Le bouddhisme est né dans le nord de Inde, dans l’actuelle région de l’Uttar Pradesh, au VIème siècle avant Jésus Christ. A cette période, l’Inde était en pleine effervescence spirituelle, les différentes écoles hindouistes se multipliant et propageant leur enseignement à travers l’Asie, de la méditerranée à la mer de Chine, via les routes commerciales.

A cette époque, en Inde s’était déjà ancré le concept de réincarnation, concept qui sera par la suite une des croyances fondamentales du bouddhisme. « Née sans doute de la rencontre des conceptions animistes et de la constatation de l’évolution cyclique des faits naturels et des rythmes saisonniers, l’idée d’une mort suivie d’une renaissance est apparue (…) inéluctable. Elle se résume dans la doctrine du samasâra, migration circulaire sans fin. La renaissance s’opère dans une condition sociale, voir animale, en rapport avec les actes passés. D’où l’idée d’une rétribution des mérites et des fautes. Le corps disparaissant à la mort, c’est le karman, considéré comme l’acte moral (dans sa conception et ses résultats), qui est cause des naissances nouvelles dans une condition bonne ou mauvaise, selon la valeur des actes accomplis et accumulés ultérieurement ». Le Bouddha va offrir aux hommes un chemin vers la délivrance permettant d’échapper à ce cycle infernal des renaissances.

II. Le Bouddha

Celui qui portera le nom de Bouddha est un prince né aux environs de Kapilavastu, ville du nord de l’Inde située dans le bassin moyen du Gange, au VIème siècle avant Jésus Christ. La vie de ce prince nommé Siddartha Gautama a toujours été tissée de légende. Ses parents, le roi Souddhodhâna et la reine Mâyâ, souverains de la tribu des Sâkya, étaient sans enfant lorsqu’un jour la reine Mâyâ vit en songe un éléphant blanc pénétrer son flanc droit. Ce rêve, présage de l’arrivée prochaine sur terre d’un être exceptionnel, précéda de peu la naissance du prince Siddartha, qui, selon la légende, sortit du flanc droit de sa mère sans la blesser. L’enfance du prince se passa en fêtes et réjouissances. Il se maria à seize ans avec Gopâ, elle aussi du clan des Sâkya, avec qui il eut un fils, Râhula.

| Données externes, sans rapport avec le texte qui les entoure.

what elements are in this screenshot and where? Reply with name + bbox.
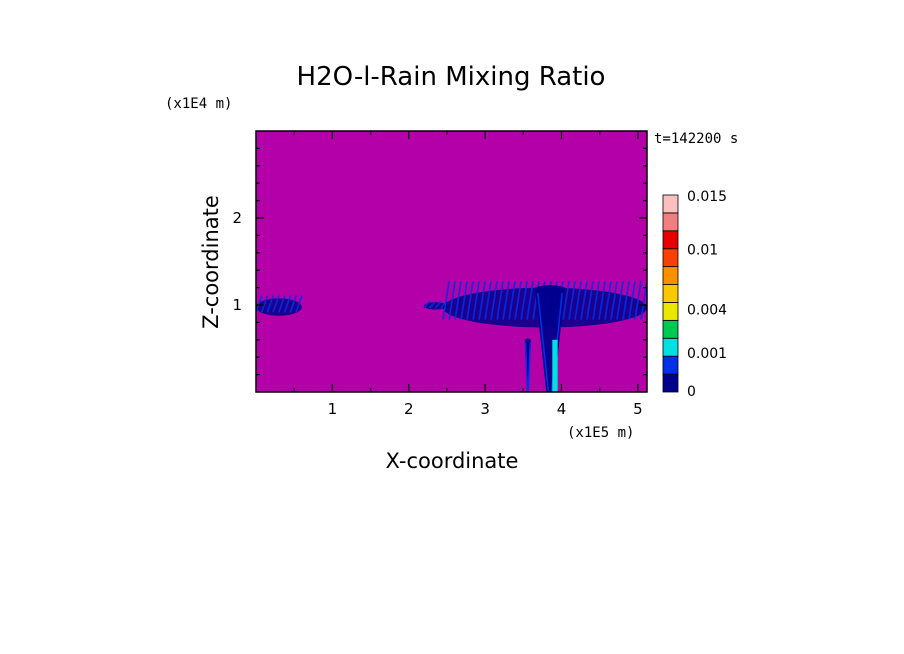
colorbar-tick-label: 0.015 — [687, 189, 727, 205]
plot-frame — [255, 130, 648, 393]
rain-region-rain_shaft — [524, 338, 532, 392]
x-tick-label: 3 — [480, 400, 490, 418]
chart-title: H2O-l-Rain Mixing Ratio — [297, 62, 606, 92]
colorbar: 0 0.001 0.004 0.01 0.015 — [662, 189, 727, 400]
x-tick-label: 2 — [404, 400, 414, 418]
colorbar-swatch — [662, 319, 679, 339]
colorbar-swatch — [662, 248, 679, 268]
colorbar-swatch — [662, 284, 679, 303]
colorbar-swatch — [662, 230, 679, 250]
y-axis-label: Z-coordinate — [199, 195, 223, 329]
x-tick-label: 5 — [633, 400, 643, 418]
y-tick-label: 1 — [232, 296, 242, 314]
rain-region-cloud_layer — [256, 295, 303, 316]
x-tick-label: 4 — [557, 400, 567, 418]
y-tick-label: 2 — [232, 209, 242, 227]
colorbar-swatch — [662, 266, 679, 285]
x-scale-label: (x1E5 m) — [567, 425, 634, 441]
rain-field-layer — [256, 281, 647, 392]
plot-background — [256, 131, 647, 392]
axis-ticks: 1 2 3 4 5 1 2 — [232, 131, 647, 418]
colorbar-swatch — [662, 373, 679, 393]
rain-region-peak — [552, 339, 558, 392]
colorbar-tick-label: 0.001 — [687, 346, 727, 362]
colorbar-swatch — [662, 212, 679, 232]
x-tick-label: 1 — [328, 400, 338, 418]
time-label: t=142200 s — [654, 131, 738, 147]
colorbar-swatch — [662, 355, 679, 375]
y-scale-label: (x1E4 m) — [165, 96, 232, 112]
colorbar-swatch — [662, 194, 679, 214]
colorbar-tick-label: 0.01 — [687, 243, 718, 259]
rain-region-cloud_layer — [423, 300, 448, 310]
colorbar-tick-label: 0.004 — [687, 302, 727, 318]
colorbar-swatch — [662, 337, 679, 357]
x-axis-label: X-coordinate — [386, 449, 519, 473]
colorbar-swatch — [662, 302, 679, 321]
colorbar-tick-label: 0 — [687, 384, 696, 400]
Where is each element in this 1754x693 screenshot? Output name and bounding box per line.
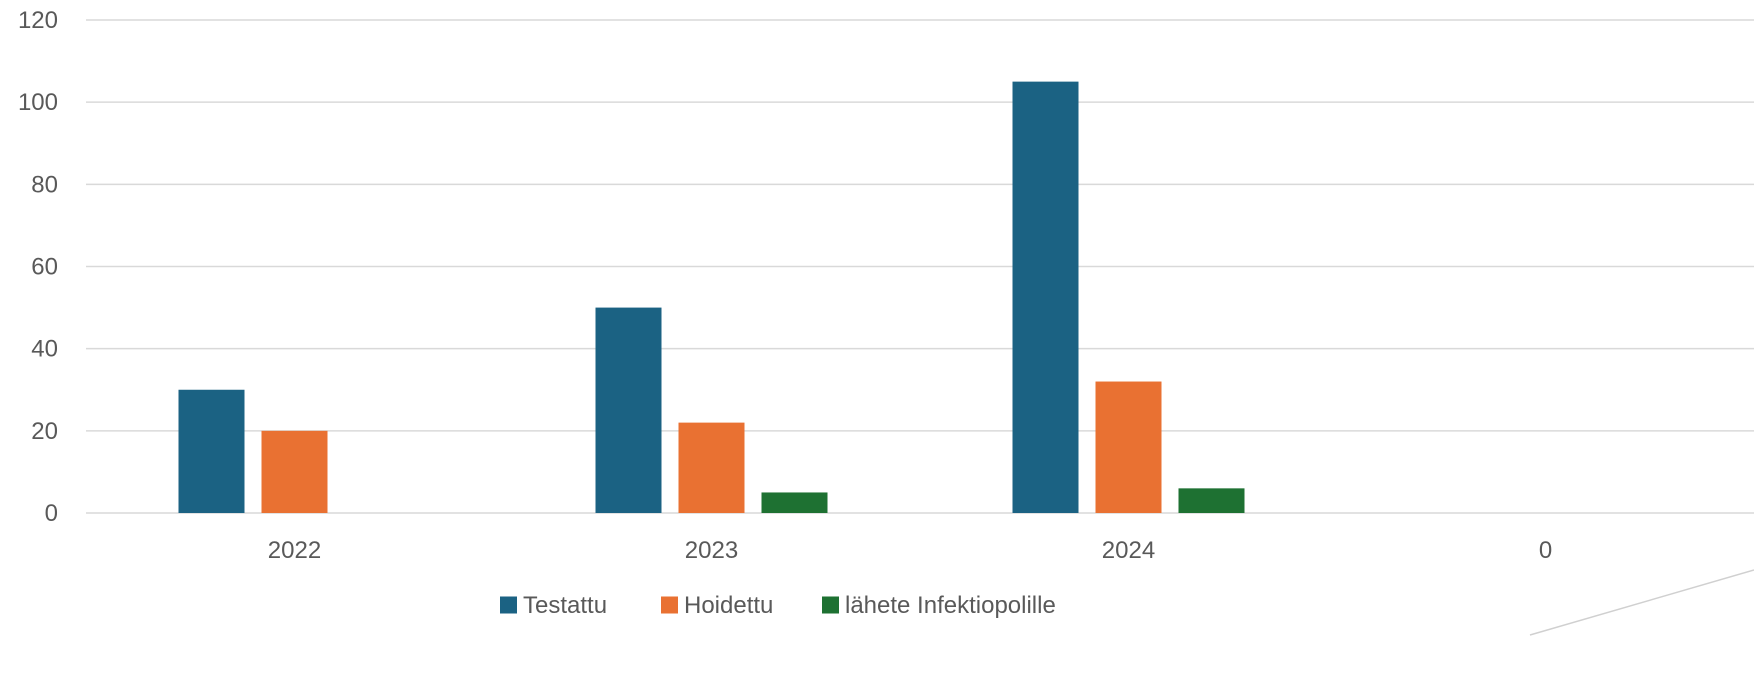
bar-s0-2022 bbox=[178, 389, 245, 513]
bar-s2-2023 bbox=[761, 492, 828, 513]
x-tick-label: 2024 bbox=[1102, 537, 1155, 564]
y-tick-label: 60 bbox=[31, 254, 58, 281]
bar-s1-2024 bbox=[1095, 381, 1162, 513]
x-tick-label: 0 bbox=[1539, 537, 1552, 564]
legend-label-1: Hoidettu bbox=[684, 592, 773, 619]
legend-label-0: Testattu bbox=[523, 592, 607, 619]
bar-s1-2023 bbox=[678, 422, 745, 513]
bar-s1-2022 bbox=[261, 430, 328, 513]
legend-swatch-0 bbox=[500, 596, 517, 614]
bar-s0-2023 bbox=[595, 307, 662, 513]
y-tick-label: 120 bbox=[18, 7, 58, 34]
y-tick-label: 100 bbox=[18, 89, 58, 116]
bar-s2-2024 bbox=[1178, 488, 1245, 513]
legend-swatch-1 bbox=[661, 596, 678, 614]
legend-swatch-2 bbox=[822, 596, 839, 614]
legend-label-2: lähete Infektiopolille bbox=[845, 592, 1056, 619]
y-tick-label: 20 bbox=[31, 418, 58, 445]
x-tick-label: 2022 bbox=[268, 537, 321, 564]
decorative-corner-line bbox=[1529, 569, 1754, 636]
y-tick-label: 80 bbox=[31, 171, 58, 198]
x-tick-label: 2023 bbox=[685, 537, 738, 564]
bar-s0-2024 bbox=[1012, 81, 1079, 513]
y-tick-label: 40 bbox=[31, 336, 58, 363]
y-tick-label: 0 bbox=[45, 500, 58, 527]
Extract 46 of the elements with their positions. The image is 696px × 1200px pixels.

L’univers dans lequel vivait Siddartha était conçu pour lui éviter la vue de toute douleur. Mais un jour, lors d’une sortie à l’extérieur du palais, il fit quatre rencontres qui inspirèrent son désir d’entrer en religion.

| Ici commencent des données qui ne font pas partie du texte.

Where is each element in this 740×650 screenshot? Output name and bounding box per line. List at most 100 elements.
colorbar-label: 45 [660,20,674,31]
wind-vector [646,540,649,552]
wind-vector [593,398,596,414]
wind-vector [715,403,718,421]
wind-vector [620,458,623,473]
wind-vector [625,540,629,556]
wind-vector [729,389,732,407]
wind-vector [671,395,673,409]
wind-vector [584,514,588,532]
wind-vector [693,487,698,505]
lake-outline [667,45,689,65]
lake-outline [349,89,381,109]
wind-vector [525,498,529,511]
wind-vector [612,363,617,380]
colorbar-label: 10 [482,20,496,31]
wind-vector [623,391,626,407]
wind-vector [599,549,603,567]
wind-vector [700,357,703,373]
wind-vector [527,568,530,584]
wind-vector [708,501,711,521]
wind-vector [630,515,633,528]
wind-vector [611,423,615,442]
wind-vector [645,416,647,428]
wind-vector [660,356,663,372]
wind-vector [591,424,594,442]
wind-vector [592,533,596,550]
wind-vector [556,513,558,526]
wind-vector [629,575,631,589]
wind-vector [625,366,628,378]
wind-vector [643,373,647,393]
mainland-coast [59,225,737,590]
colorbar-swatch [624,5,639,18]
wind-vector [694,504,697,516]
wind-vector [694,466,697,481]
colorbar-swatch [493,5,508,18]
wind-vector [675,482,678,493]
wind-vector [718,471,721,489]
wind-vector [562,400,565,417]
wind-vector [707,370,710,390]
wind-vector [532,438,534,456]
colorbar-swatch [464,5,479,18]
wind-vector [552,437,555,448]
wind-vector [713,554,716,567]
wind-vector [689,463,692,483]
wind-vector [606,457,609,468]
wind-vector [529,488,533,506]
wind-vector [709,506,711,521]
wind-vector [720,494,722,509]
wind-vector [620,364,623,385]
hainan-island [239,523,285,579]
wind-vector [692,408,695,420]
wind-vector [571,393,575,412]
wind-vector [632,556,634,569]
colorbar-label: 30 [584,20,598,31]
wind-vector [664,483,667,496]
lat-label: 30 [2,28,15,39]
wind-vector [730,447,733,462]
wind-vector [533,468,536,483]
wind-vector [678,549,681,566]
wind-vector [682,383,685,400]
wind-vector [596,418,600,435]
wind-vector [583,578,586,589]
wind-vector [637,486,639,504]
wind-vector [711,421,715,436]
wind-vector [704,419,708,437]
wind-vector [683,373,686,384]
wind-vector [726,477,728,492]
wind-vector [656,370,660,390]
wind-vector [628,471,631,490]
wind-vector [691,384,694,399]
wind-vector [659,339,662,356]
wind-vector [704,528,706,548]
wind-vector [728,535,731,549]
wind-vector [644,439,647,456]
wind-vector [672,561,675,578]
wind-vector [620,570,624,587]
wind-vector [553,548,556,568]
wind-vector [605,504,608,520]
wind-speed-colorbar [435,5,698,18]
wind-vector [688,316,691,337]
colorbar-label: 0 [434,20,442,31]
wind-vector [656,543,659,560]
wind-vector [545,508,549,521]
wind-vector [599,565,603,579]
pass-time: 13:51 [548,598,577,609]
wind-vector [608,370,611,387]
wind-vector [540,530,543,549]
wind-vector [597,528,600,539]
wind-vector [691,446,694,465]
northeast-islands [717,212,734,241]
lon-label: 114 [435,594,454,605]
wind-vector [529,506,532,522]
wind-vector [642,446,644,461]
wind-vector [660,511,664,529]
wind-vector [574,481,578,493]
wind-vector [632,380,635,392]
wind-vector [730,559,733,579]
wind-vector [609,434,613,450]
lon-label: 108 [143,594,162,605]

  • La première de ses rencontres était celle d’un vieillard ;

  • La deuxième celle d’un malade ;

  • La troisième celle d’un cortège funèbre ;

  • La quatrième celle d’un sage errant.

C’est en voyant ces souffrances que Siddartha sut qu’il devait entrer en religion. Le jour de son Vingt-neuvième anniversaire, il quitta en cachette le palais, aidé de son écuyer Chandaka. Il devint alors à son tour un religieux errant, vivant de la charité des hommes et appelé Sâkiamuni, « le sage des Sâkya ». Sa quête spirituelle l’amena à pratiquer plusieurs doctrines, de l’ascétisme à la méditation, mais aucune ne répondait à son attente. Suivant sa route vers le sud, il arriva près de Gâyâ, à Urulivâ, au bord de la rivière Nairanjana. Ce lieu parut à Sâkyamuni et aux cinq disciples qui l’accompagnaient propice à la méditation. Ainsi pendant plusieurs jours il médita sous un « arbre au chevrier » (ajapâla). Selon la tradition, c’est au cours d’une nuit de pleine lune du mois de vaisâkha (avril-mai), la nuit de son trente-cinquième anniversaire, que le sage Sâkyamuni atteint le Complet Eveil. Il devint le Bouddha, celui qui sait le chemin menant à la cessation de la douleur. Il resta sept semaines sur le site, appelé Bodh Gâyâ, avant de partir enseigner aux hommes sa doctrine, ce qu’il fera sa vie durant.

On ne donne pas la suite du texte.